Nixon’s papers head to library

? On Saturday afternoons, brides and grooms exchange vows on the lawn just yards from the graves of former President Nixon and his wife, Pat.

It is the kind of commercialism that has helped pay the bills at the Richard Nixon Library & Birthplace, the only presidential library without federal funding. But such small-time fund-raising may no longer be needed.

Three decades after the 37th president resigned in disgrace and the government seized his papers and tapes, a change in the law is sending the material home, transforming Nixon’s library from a private institution into a National Archives collection like the 11 other presidential libraries and making it eligible for millions of dollars in federal money.
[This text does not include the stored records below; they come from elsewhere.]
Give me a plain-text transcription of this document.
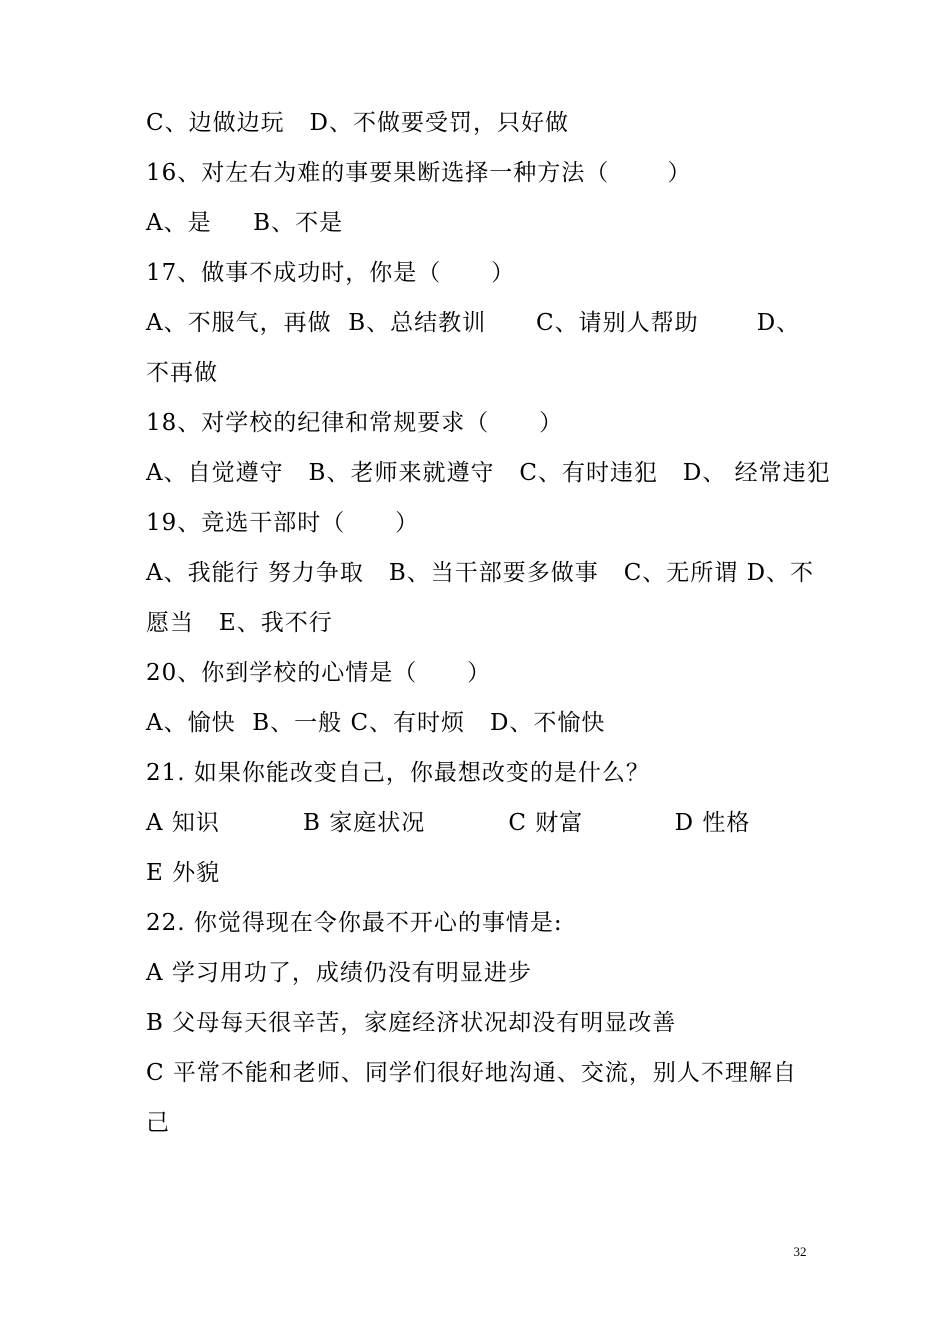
C、边做边玩   D、不做要受罚，只好做
16、对左右为难的事要果断选择一种方法（       ）
A、是     B、不是
17、做事不成功时，你是（      ）
A、不服气，再做  B、总结教训      C、请别人帮助       D、
不再做
18、对学校的纪律和常规要求（      ）
A、自觉遵守   B、老师来就遵守   C、有时违犯   D、 经常违犯
19、竞选干部时（      ）
A、我能行 努力争取   B、当干部要多做事   C、无所谓 D、不
愿当   E、我不行
20、你到学校的心情是（      ）
A、愉快  B、一般 C、有时烦   D、不愉快
21. 如果你能改变自己，你最想改变的是什么？
A 知识          B 家庭状况          C 财富           D 性格
E 外貌
22. 你觉得现在令你最不开心的事情是:
A 学习用功了，成绩仍没有明显进步
B 父母每天很辛苦，家庭经济状况却没有明显改善
C 平常不能和老师、同学们很好地沟通、交流，别人不理解自
己
32
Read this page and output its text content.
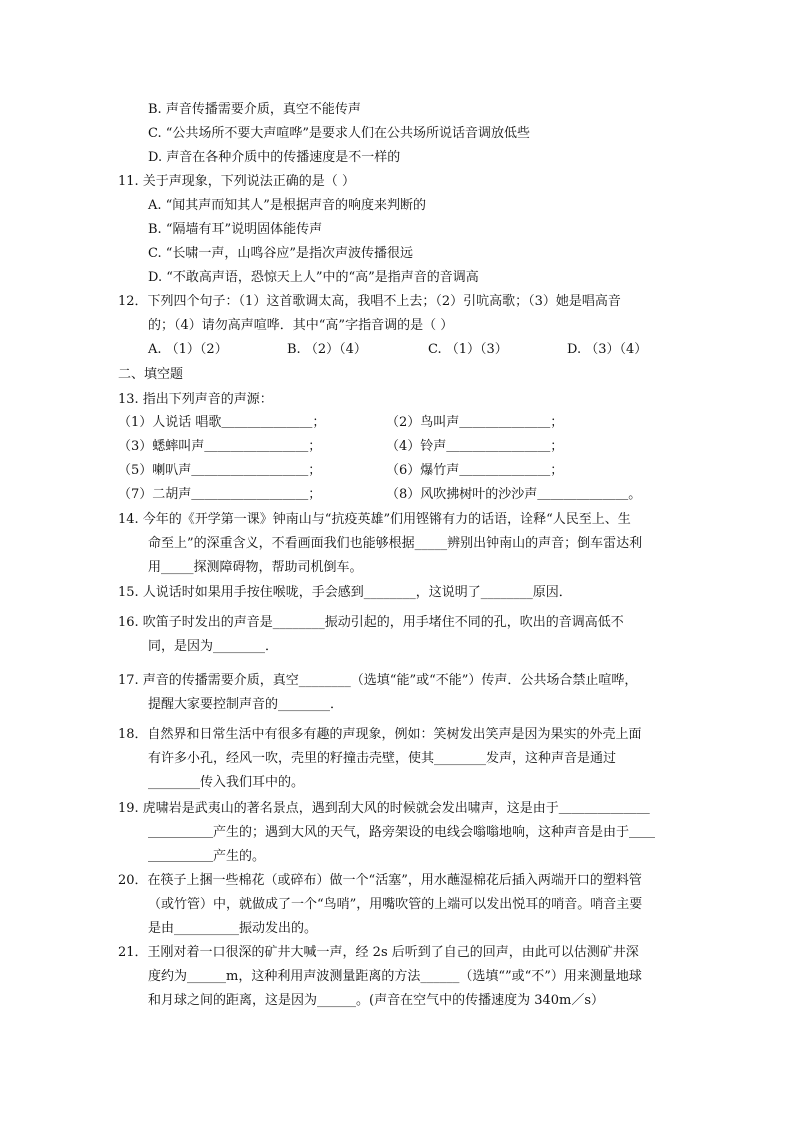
B. 声音传播需要介质，真空不能传声
C. “公共场所不要大声喧哗”是要求人们在公共场所说话音调放低些
D. 声音在各种介质中的传播速度是不一样的
11. 关于声现象，下列说法正确的是（ ）
A. “闻其声而知其人”是根据声音的响度来判断的
B. “隔墙有耳”说明固体能传声
C. “长啸一声，山鸣谷应”是指次声波传播很远
D. “不敢高声语，恐惊天上人”中的“高”是指声音的音调高
12．下列四个句子：（1）这首歌调太高，我唱不上去；（2）引吭高歌；（3）她是唱高音
的；（4）请勿高声喧哗．其中“高”字指音调的是（ ）
A. （1）（2）	B. （2）（4）	C. （1）（3）	D. （3）（4）
二、填空题
13. 指出下列声音的声源：
（1）人说话 唱歌＿＿＿＿＿＿＿；	（2）鸟叫声＿＿＿＿＿＿＿；
（3）蟋蟀叫声＿＿＿＿＿＿＿＿；	（4）铃声＿＿＿＿＿＿＿＿；
（5）喇叭声＿＿＿＿＿＿＿＿＿；	（6）爆竹声＿＿＿＿＿＿＿；
（7）二胡声＿＿＿＿＿＿＿＿＿；	（8）风吹拂树叶的沙沙声＿＿＿＿＿＿＿。
14. 今年的《开学第一课》钟南山与“抗疫英雄”们用铿锵有力的话语，诠释“人民至上、生
命至上”的深重含义，不看画面我们也能够根据_____辨别出钟南山的声音；倒车雷达利
用_____探测障碍物，帮助司机倒车。
15. 人说话时如果用手按住喉咙，手会感到________，这说明了________原因．
16. 吹笛子时发出的声音是________振动引起的，用手堵住不同的孔，吹出的音调高低不
同，是因为________．
17. 声音的传播需要介质，真空________（选填“能”或“不能”）传声．公共场合禁止喧哗，
提醒大家要控制声音的________．
18．自然界和日常生活中有很多有趣的声现象，例如：笑树发出笑声是因为果实的外壳上面
有许多小孔，经风一吹，壳里的籽撞击壳壁，使其________发声，这种声音是通过
________传入我们耳中的。
19. 虎啸岩是武夷山的著名景点，遇到刮大风的时候就会发出啸声，这是由于＿＿＿＿＿＿＿
＿＿＿＿＿产生的；遇到大风的天气，路旁架设的电线会嗡嗡地响，这种声音是由于＿＿
＿＿＿＿＿产生的。
20．在筷子上捆一些棉花（或碎布）做一个“活塞”，用水蘸湿棉花后插入两端开口的塑料管
（或竹管）中，就做成了一个“鸟哨”，用嘴吹管的上端可以发出悦耳的哨音。哨音主要
是由__________振动发出的。
21．王刚对着一口很深的矿井大喊一声，经 2s 后听到了自己的回声，由此可以估测矿井深
度约为______m，这种利用声波测量距离的方法______（选填“”或“不”）用来测量地球
和月球之间的距离，这是因为______。(声音在空气中的传播速度为 340m／s）
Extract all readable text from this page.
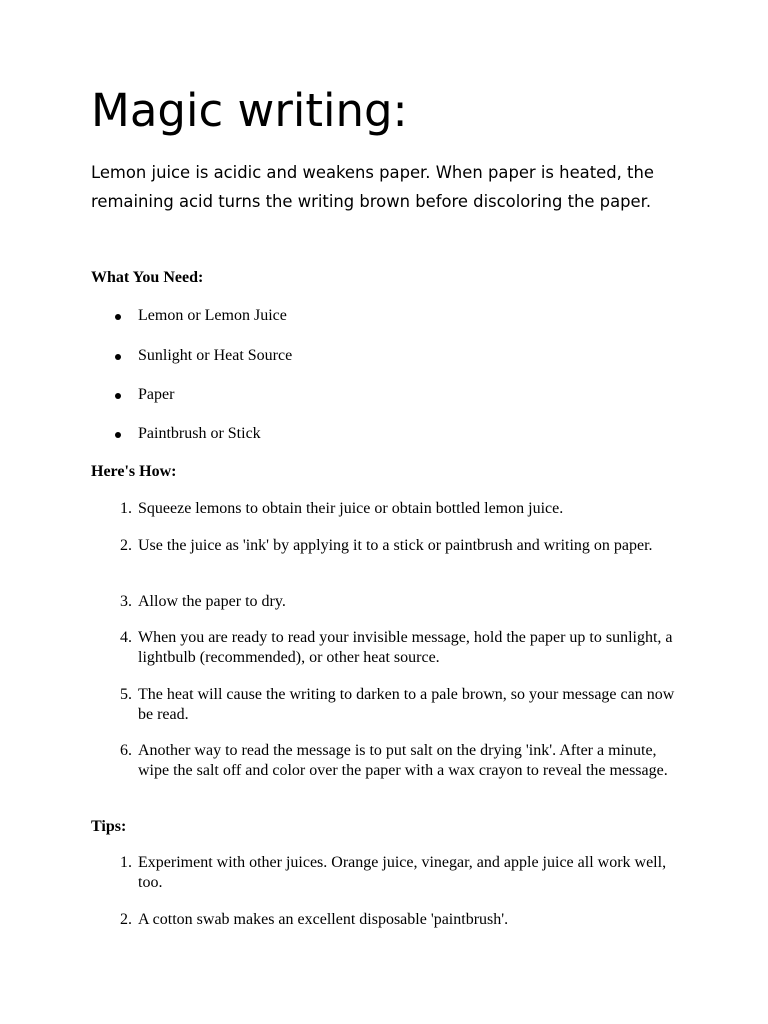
Magic writing:

Lemon juice is acidic and weakens paper. When paper is heated, the remaining acid turns the writing brown before discoloring the paper.

What You Need:
Lemon or Lemon Juice
Sunlight or Heat Source
Paper
Paintbrush or Stick
Here's How:
1. Squeeze lemons to obtain their juice or obtain bottled lemon juice.
2. Use the juice as 'ink' by applying it to a stick or paintbrush and writing on paper.
3. Allow the paper to dry.
4. When you are ready to read your invisible message, hold the paper up to sunlight, a lightbulb (recommended), or other heat source.
5. The heat will cause the writing to darken to a pale brown, so your message can now be read.
6. Another way to read the message is to put salt on the drying 'ink'. After a minute, wipe the salt off and color over the paper with a wax crayon to reveal the message.
Tips:
1. Experiment with other juices. Orange juice, vinegar, and apple juice all work well, too.
2. A cotton swab makes an excellent disposable 'paintbrush'.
Library officials are planning a new addition for the 46 million pages of records, 30,000 gifts and 3,700 hours of recordings, including the White House tapes that sealed Nixon’s downfall.

The transfer was made possible by language in a 2004 spending bill deleting a federal prohibition against removing Nixon’s papers and tapes from the Washington area.

Before Nixon, presidential papers belonged to the president, though every chief executive from Franklin Roosevelt on donated his to the government in exchange for a publicly supported library.

After Nixon resigned in 1974, lawmakers afraid that he would destroy documents necessary for the Watergate investigation passed a law giving the government possession of his papers and tapes. Four years later, Congress passed the Presidential Records Act, abolishing private ownership of presidential papers.

It is expected to take until 2009 to transfer all Nixon’s records to the library 30 miles south of Los Angeles.

If it all happens as planned, the only president ever to resign will have the same status as his peers in at least one respect.

“In effect you have a library like every other library,” said Richard Norton Smith, former director of the Dole Institute of Politics at Kansas University and director of four presidential libraries.

“And for some people, Richard Nixon isn’t a president like every other president. So that’s the question that will be debated as long as there are people who lived through Watergate.”